#### Sanitizing Pathnames (flex)

In Posix pathnames, _components_ are separated by `/`. Consecutive multiple `/` have the same meaning as a single `/`. A final `/` has no meaning, but an initial `/` is significant. Leading and trailing spaces are allowed but have no significance. A component consists of `a-z`, `A-Z`, `0-9`, and `.` (dot), with two special cases: a component with a single `.` component refers to the current directory and a `..` component refers to the parent directory. Note that `.` can also be part of a component. Portable pathnames restrict each component to having at most 14 characters, and the whole pathname can have at most 255 characters.

Implement a sanitizer for pathnames using Flex and C. Your implementation should read from standard input and produce a sanitized portable pathname on standard output or an error message on standard error. The implementation has to use the regular expression facilities of flex to check for the well-formedness of the input.
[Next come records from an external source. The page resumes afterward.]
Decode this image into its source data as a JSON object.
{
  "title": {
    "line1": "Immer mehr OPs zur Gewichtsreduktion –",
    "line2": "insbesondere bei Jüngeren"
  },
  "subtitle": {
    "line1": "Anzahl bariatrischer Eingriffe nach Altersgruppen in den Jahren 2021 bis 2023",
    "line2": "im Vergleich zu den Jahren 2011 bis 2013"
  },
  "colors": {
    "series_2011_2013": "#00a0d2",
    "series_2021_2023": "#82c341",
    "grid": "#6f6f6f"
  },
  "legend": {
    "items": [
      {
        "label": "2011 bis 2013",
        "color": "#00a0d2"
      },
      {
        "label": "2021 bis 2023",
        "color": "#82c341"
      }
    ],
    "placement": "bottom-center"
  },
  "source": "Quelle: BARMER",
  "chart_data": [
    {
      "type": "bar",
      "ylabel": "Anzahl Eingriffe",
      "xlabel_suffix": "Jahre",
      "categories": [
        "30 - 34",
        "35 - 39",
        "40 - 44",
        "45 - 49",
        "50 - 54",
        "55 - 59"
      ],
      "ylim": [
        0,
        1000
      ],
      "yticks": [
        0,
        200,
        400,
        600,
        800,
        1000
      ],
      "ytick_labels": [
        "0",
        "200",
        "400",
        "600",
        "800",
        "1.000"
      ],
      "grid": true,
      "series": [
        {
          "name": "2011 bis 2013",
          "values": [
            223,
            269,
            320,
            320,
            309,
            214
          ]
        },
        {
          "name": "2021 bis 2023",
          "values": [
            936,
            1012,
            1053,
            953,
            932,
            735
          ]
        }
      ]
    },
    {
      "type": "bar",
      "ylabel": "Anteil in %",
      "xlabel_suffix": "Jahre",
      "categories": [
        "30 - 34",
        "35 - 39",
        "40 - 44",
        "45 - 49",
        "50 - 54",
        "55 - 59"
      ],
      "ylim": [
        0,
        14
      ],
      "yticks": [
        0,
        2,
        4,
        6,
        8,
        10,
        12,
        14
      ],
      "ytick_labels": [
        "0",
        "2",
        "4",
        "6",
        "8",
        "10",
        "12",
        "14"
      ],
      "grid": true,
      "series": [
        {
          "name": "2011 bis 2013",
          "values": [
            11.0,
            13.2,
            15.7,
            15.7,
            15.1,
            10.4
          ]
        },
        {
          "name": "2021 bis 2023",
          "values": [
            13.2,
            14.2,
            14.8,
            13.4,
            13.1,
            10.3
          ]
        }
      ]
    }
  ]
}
| standard input       | standard output |
|:---------------------|:----------------|
| `/aaa//bb/c/`        | `/aaa/bb/c`     |
| `aaa/b.b/../cc/./dd` | `aaa/cc/dd`     |

The sanitizer should read the input line by line from standard input until the end of the file. For each line, the sanitizer should either produce one line with the sanitized pathname on standard output or an error message on standard error and terminate immediately:

| standard input        | standard error       |
|:----------------------|:---------------------|
| `/a//b/#/c`           | `invalid character`  |
| `/012345678901234/bb` | `component too long` |
| `aa/../..`            | `malformed pathname` |
| `/this/is/a/path/name/that/is/really/too/long/.../way/too/long/` | `pathname too long` |


Hint: use the regular expression features of flex to check for invalid characters, too long components, and to "swallow" leading and trailing spaces, multiple consecutive `/`, and `.` components.

In [None]:
%%writefile spn.l
%option noyywrap
%{
#include <stdio.h>
#include <stdbool.h>
#include <string.h>
#include <stdlib.h>

#define MAX_PATH 255
#define MAX_COMP 14
#define MAX_DEPTH 128

char *comps[MAX_DEPTH];
int depth;
bool absolute;

void error(const char *msg) {
    fprintf(stderr, "%s\r\n", msg);
    exit(1);
}

void push_comp(const char *c, int len) {
    if (len > MAX_COMP) error("component too long");
    if (len == 1 && c[0] == '.') return;
    if (len == 2 && c[0] == '.' && c[1] == '.') {
        if (depth == 0) {
            if (absolute) error("malformed pathname");
            else error("malformed pathname");
        }
        free(comps[depth - 1]);
        depth--;
        return;
    }
    comps[depth++] = strndup(c, len);
}

void output_path() {
    char path[MAX_PATH + 2];
    int pos = 0;
    if (absolute) path[pos++] = '/';
    for (int i = 0; i < depth; i++) {
        if (i > 0) path[pos++] = '/';
        int cl = strlen(comps[i]);
        memcpy(path + pos, comps[i], cl);
        pos += cl;
    }
    path[pos] = '\0';
    if (pos > MAX_PATH) error("pathname too long");
    printf("%s\r\n", path);
    for (int i = 0; i < depth; i++) free(comps[i]);
    depth = 0;
    absolute = false;
}

%}

VALID [a-zA-Z0-9.]
COMP {VALID}{1,14}
LONGCOMP {VALID}{15,}

%%
^[ \t]+         ;
[ \t]+/\n       ;
"/"+"/"*        { if (!absolute && depth == 0) { int i; for(i=0;i<yyleng;i++) if(yytext[i]=='/') { absolute = true; break; } } }
^"/"[/]*        { absolute = true; }
{LONGCOMP}      { error("component too long"); }
{COMP}          { push_comp(yytext, yyleng); }
[^a-zA-Z0-9./ \t\n] { error("invalid character"); }
\n              { output_path(); }
<<EOF>>         { output_path(); return 0; }
%%

int main() {
    depth = 0;
    absolute = false;
    yylex();
    return 0;
}

In [None]:
!flex spn.l

In [None]:
!cc -o spn -std=c99 lex.yy.c -D_POSIX_C_SOURCE=1

The file `goodpaths.txt` contains a set of paths to test. The extra newline is needed as the `%%writefile` trims a trailing newline if it is at the end of the input.

In [None]:
%%writefile goodpaths.txt
/aaa//bb/c/
aaa/b.b/../cc/./dd
a45/b.b/../cc/./dd/.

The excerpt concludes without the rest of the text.